Le ministre belge de la Justice a révélé que l’enquête en cours remonte à mars 2021 et se rapproche de l’ampleur d’une enquête majeure sur le crime organisé. Les avocats de Kaili ont déclaré qu’elle rejetait les allégations portées contre elle.
Un test clé des réformes à venir sera de savoir si le responsable de l’éthique de l’UE est véritablement indépendant et a du mordant, a déclaré Alberto Alemanno, professeur de droit européen à HEC Paris et fondateur de The Good Lobby, ajoutant que l’application devait passer d’un ” responsabilité politique » à « une responsabilité juridique ».
“Je ne sens pas beaucoup d’appétit politique pour que ce changement se produise”, a déclaré le professeur.
La présidente du Parlement européen, Roberta Metsola, a déclaré en décembre qu’elle créerait un nouveau régime de sanctions et renforcerait la protection des dénonciateurs dans le cadre d’un ensemble de mesures visant à répondre aux allégations de corruption qu’elle a décrites comme une “attaque” contre la démocratie européenne. Ses propositions sont attendues ce mois-ci.
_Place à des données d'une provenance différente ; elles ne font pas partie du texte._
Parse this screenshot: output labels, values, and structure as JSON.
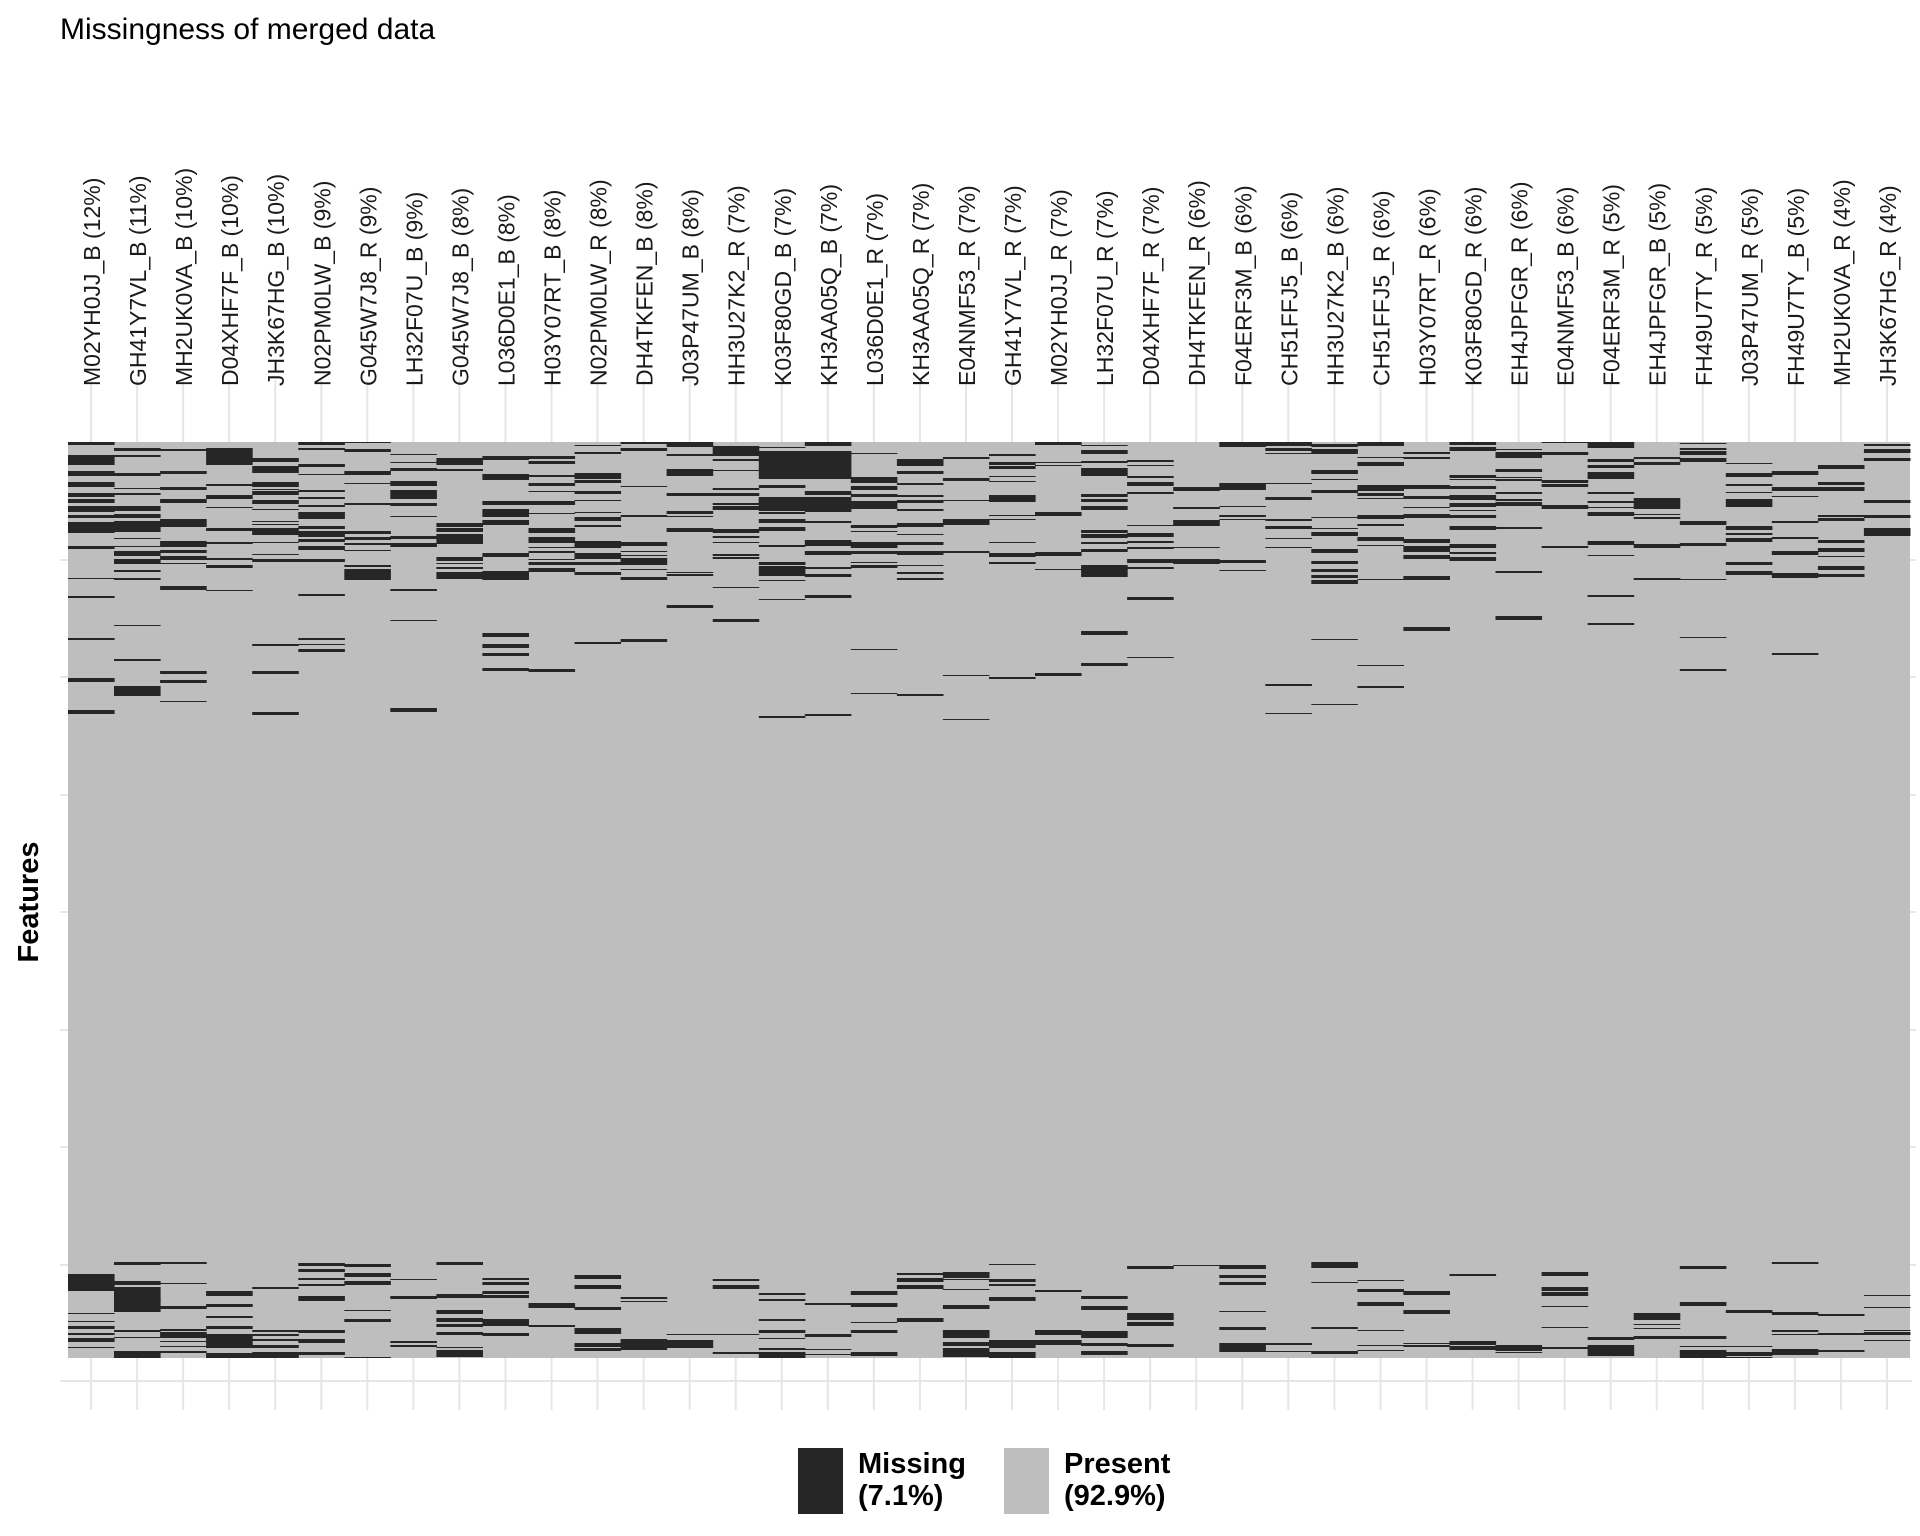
{
  "chart_data": {
    "type": "heatmap",
    "title": "Missingness of merged data",
    "xlabel": "",
    "ylabel": "Features",
    "grid": true,
    "legend_position": "bottom",
    "colors": {
      "missing": "#262626",
      "present": "#bebebe",
      "grid": "#e6e6e6",
      "background": "#ffffff"
    },
    "legend": [
      {
        "label": "Missing",
        "value": "(7.1%)",
        "color": "#262626"
      },
      {
        "label": "Present",
        "value": "(92.9%)",
        "color": "#bebebe"
      }
    ],
    "overall": {
      "missing_pct": 7.1,
      "present_pct": 92.9
    },
    "columns": [
      {
        "label": "M02YH0JJ_B (12%)",
        "missing_pct": 12
      },
      {
        "label": "GH41Y7VL_B (11%)",
        "missing_pct": 11
      },
      {
        "label": "MH2UK0VA_B (10%)",
        "missing_pct": 10
      },
      {
        "label": "D04XHF7F_B (10%)",
        "missing_pct": 10
      },
      {
        "label": "JH3K67HG_B (10%)",
        "missing_pct": 10
      },
      {
        "label": "N02PM0LW_B (9%)",
        "missing_pct": 9
      },
      {
        "label": "G045W7J8_R (9%)",
        "missing_pct": 9
      },
      {
        "label": "LH32F07U_B (9%)",
        "missing_pct": 9
      },
      {
        "label": "G045W7J8_B (8%)",
        "missing_pct": 8
      },
      {
        "label": "L036D0E1_B (8%)",
        "missing_pct": 8
      },
      {
        "label": "H03Y07RT_B (8%)",
        "missing_pct": 8
      },
      {
        "label": "N02PM0LW_R (8%)",
        "missing_pct": 8
      },
      {
        "label": "DH4TKFEN_B (8%)",
        "missing_pct": 8
      },
      {
        "label": "J03P47UM_B (8%)",
        "missing_pct": 8
      },
      {
        "label": "HH3U27K2_R (7%)",
        "missing_pct": 7
      },
      {
        "label": "K03F80GD_B (7%)",
        "missing_pct": 7
      },
      {
        "label": "KH3AA05Q_B (7%)",
        "missing_pct": 7
      },
      {
        "label": "L036D0E1_R (7%)",
        "missing_pct": 7
      },
      {
        "label": "KH3AA05Q_R (7%)",
        "missing_pct": 7
      },
      {
        "label": "E04NMF53_R (7%)",
        "missing_pct": 7
      },
      {
        "label": "GH41Y7VL_R (7%)",
        "missing_pct": 7
      },
      {
        "label": "M02YH0JJ_R (7%)",
        "missing_pct": 7
      },
      {
        "label": "LH32F07U_R (7%)",
        "missing_pct": 7
      },
      {
        "label": "D04XHF7F_R (7%)",
        "missing_pct": 7
      },
      {
        "label": "DH4TKFEN_R (6%)",
        "missing_pct": 6
      },
      {
        "label": "F04ERF3M_B (6%)",
        "missing_pct": 6
      },
      {
        "label": "CH51FFJ5_B (6%)",
        "missing_pct": 6
      },
      {
        "label": "HH3U27K2_B (6%)",
        "missing_pct": 6
      },
      {
        "label": "CH51FFJ5_R (6%)",
        "missing_pct": 6
      },
      {
        "label": "H03Y07RT_R (6%)",
        "missing_pct": 6
      },
      {
        "label": "K03F80GD_R (6%)",
        "missing_pct": 6
      },
      {
        "label": "EH4JPFGR_R (6%)",
        "missing_pct": 6
      },
      {
        "label": "E04NMF53_B (6%)",
        "missing_pct": 6
      },
      {
        "label": "F04ERF3M_R (5%)",
        "missing_pct": 5
      },
      {
        "label": "EH4JPFGR_B (5%)",
        "missing_pct": 5
      },
      {
        "label": "FH49U7TY_R (5%)",
        "missing_pct": 5
      },
      {
        "label": "J03P47UM_R (5%)",
        "missing_pct": 5
      },
      {
        "label": "FH49U7TY_B (5%)",
        "missing_pct": 5
      },
      {
        "label": "MH2UK0VA_R (4%)",
        "missing_pct": 4
      },
      {
        "label": "JH3K67HG_R (4%)",
        "missing_pct": 4
      }
    ]
  }
}
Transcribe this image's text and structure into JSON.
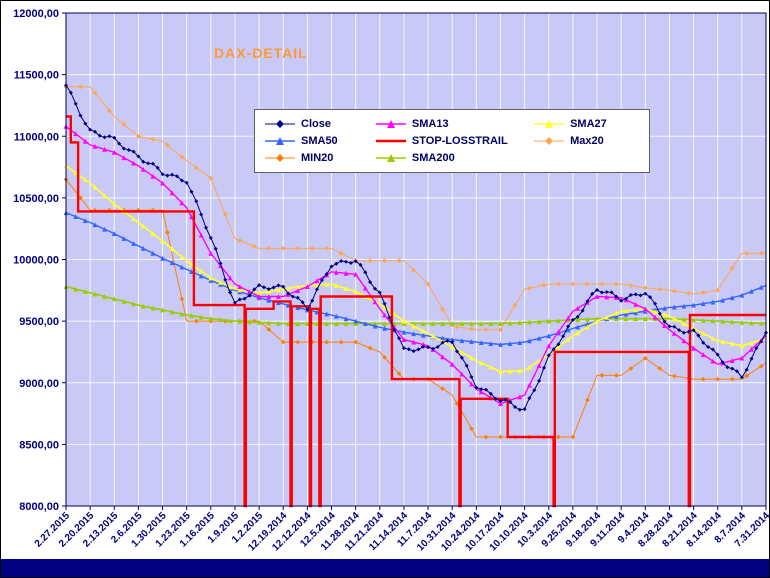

Cependant, les problèmes ne se limitent pas au parlement. La commission est également sous le feu des «portes tournantes» des fonctionnaires avec le secteur privé, ce qui a incité la médiatrice européenne, Emily O’Reilly, à avertir que le fait de ne pas contrôler cette pratique pourrait éroder la confiance du public dans les institutions européennes.
La présidente de la Commission, Ursula von der Leyen, a longtemps appelé à la création d’un organe d’éthique global, mais on ne sait pas s’il se limiterait à un rôle consultatif ou pourrait également enquêter de sa propre initiative et imposer des sanctions.
Un porte-parole de Metsola a souligné les appels précédents du parlement pour un organe qui serait à la fois indépendant et aurait le pouvoir de punir les comportements contraires à l’éthique dans toutes les institutions de l’UE. “L’objectif serait que les députés, commissaires et autres hauts fonctionnaires suivent les mêmes règles d’éthique”, a-t-il déclaré.
Les propositions de Metsola incluent un nouveau registre de transparence obligatoire de toutes les réunions avec tout acteur de pays tiers par des députés ou des assistants, ainsi qu’un nouveau régime de sanctions en place pour garantir la conformité.
L’idée d’un registre obligatoire a cependant été bloquée par le parlement ces dernières années, car les députés soutiennent qu’un tel registre imposerait de facto une limite à ceux qu’ils pourraient rencontrer, ce qui entraverait leur travail parlementaire.